When designing Miha we have considered the following principles:

  1. Affordable: Traditionally, complex humanoid robots are expensive and difficult to afford. Costs tend to grow exponentially with the size of the robot and, while the costs of electronics follows the same downward trajectory that applies to other consumer electronic products, the mechanical parts do no not exhibit such a trend. We therefore have considered a design that offers enough volume to permit high performance computing at the edge while still minimizing the requirements for the actuators.

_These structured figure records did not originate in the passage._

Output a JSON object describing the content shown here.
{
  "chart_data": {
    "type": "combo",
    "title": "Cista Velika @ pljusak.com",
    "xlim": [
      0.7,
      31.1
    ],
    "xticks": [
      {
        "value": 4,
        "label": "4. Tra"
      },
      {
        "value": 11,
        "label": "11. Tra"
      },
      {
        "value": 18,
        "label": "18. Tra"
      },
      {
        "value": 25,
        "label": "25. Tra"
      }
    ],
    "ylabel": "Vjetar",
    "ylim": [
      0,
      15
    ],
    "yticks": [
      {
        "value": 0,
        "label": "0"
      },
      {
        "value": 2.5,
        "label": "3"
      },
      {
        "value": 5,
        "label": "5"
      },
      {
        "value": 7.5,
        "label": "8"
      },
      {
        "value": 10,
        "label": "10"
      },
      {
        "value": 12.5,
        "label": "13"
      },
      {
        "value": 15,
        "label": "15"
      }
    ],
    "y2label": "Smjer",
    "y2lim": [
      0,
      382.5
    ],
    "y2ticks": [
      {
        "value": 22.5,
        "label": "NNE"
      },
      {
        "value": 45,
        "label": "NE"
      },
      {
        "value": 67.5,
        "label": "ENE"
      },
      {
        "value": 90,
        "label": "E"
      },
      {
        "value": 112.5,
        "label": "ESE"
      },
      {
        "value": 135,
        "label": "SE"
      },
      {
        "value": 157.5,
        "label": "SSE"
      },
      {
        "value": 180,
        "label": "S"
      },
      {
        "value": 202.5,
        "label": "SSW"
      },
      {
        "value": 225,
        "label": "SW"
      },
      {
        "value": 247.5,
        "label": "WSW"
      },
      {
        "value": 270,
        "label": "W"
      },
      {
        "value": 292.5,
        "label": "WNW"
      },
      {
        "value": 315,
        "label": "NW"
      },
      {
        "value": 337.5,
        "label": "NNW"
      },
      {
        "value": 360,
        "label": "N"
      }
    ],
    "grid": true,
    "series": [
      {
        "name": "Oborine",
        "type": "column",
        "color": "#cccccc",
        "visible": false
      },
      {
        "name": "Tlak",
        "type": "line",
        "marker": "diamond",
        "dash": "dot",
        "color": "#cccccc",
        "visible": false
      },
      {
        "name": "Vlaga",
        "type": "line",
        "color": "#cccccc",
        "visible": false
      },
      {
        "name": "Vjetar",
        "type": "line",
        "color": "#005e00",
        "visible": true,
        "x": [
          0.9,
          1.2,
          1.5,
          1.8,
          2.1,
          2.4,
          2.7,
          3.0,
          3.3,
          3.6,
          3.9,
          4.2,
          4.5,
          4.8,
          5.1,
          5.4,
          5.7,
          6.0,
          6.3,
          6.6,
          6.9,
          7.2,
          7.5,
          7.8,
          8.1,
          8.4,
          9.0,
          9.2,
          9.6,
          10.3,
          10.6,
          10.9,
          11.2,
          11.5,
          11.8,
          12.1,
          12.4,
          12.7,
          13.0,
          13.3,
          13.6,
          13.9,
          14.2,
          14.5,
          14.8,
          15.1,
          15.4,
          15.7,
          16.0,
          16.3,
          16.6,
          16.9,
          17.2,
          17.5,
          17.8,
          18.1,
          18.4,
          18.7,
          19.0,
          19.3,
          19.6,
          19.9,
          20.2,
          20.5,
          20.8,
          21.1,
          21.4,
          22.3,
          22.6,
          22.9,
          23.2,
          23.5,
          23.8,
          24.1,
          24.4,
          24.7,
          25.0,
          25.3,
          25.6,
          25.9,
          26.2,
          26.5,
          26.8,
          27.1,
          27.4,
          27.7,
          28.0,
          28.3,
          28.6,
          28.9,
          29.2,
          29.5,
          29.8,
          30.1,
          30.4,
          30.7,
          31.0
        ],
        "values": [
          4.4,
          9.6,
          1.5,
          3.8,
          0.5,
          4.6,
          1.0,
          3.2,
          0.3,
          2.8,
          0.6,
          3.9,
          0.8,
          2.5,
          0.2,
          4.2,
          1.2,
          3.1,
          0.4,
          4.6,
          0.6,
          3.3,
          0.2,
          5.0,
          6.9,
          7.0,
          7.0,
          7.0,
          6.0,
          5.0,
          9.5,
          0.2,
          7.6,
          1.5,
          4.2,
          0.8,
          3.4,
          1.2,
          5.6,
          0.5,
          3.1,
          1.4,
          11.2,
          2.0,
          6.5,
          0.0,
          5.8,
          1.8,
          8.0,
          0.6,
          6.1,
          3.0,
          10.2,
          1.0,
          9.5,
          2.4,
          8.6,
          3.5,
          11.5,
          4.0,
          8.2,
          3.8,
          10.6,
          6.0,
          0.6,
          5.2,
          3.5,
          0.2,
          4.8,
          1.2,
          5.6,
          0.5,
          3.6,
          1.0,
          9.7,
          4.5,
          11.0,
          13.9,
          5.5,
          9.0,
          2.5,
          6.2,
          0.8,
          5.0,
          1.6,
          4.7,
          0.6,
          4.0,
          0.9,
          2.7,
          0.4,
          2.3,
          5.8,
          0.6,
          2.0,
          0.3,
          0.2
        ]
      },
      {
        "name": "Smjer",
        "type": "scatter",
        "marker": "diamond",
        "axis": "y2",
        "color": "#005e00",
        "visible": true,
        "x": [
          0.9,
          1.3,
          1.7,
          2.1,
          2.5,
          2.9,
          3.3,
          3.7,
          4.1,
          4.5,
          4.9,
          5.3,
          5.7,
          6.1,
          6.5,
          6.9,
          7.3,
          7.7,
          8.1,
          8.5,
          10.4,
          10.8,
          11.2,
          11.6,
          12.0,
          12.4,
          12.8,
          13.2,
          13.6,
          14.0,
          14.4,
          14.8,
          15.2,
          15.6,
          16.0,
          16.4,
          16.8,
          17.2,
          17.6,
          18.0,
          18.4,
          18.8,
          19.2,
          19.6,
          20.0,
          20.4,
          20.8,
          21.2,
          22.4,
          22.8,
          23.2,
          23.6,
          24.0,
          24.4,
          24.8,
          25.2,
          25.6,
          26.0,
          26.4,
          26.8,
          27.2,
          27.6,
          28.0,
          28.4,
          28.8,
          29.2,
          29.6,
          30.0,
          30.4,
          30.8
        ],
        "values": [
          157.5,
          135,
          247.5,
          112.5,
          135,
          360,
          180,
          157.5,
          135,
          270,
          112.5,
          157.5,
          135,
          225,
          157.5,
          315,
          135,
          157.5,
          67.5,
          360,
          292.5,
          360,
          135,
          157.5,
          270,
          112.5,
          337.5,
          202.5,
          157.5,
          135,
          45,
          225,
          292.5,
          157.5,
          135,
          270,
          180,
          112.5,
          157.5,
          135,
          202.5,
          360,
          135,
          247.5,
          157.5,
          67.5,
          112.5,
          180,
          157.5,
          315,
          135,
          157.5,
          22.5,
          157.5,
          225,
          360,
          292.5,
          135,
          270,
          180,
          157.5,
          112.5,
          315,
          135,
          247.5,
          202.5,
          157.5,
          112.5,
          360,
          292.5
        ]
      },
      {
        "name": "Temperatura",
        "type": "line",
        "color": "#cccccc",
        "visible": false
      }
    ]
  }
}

  2. Complex but not complicated: Toy robots are fun but useless when designing complex ML models or robotics frameworks. To provide utility, the robots need to have a degree of complexity that will warrant innovative ML models and robotics frameworks. We believe 22 DoF is a minimum that reflects the need for studying bipedal locomotion and interaction. A good array of sensors (position, effort, vision, sound, etc.) and processing abilities need to complement its high-performing actuators.

  3. Easily serviceable and expandable: Humanoid robots have a very tough life. Because a lot of the research is still in infancy, accidents happen and robots break quite often. Many of the platforms available on the market are not user serviceable which means significant downtime in research until the robots are returned from service. Miha is designed to be be easily serviced by any user with some minimum technical skills: parts are easily available and standard (Raspberry Pi, Dynamixel Servos) and frames are 3D printable or available as spares. Due to the modular nature of the frames, it is also very easy for users to design and 3D print custom parts that would provide the required functionally for a project at hand.

  4. Open and based on standardized framework: We aim to release as much as possible from the design of the robot as open-source (hardware and software) and we will encourage the community to contribute and expand this base. We are integrating standard frameworks (ROS, TFLite, etc.) with the robot.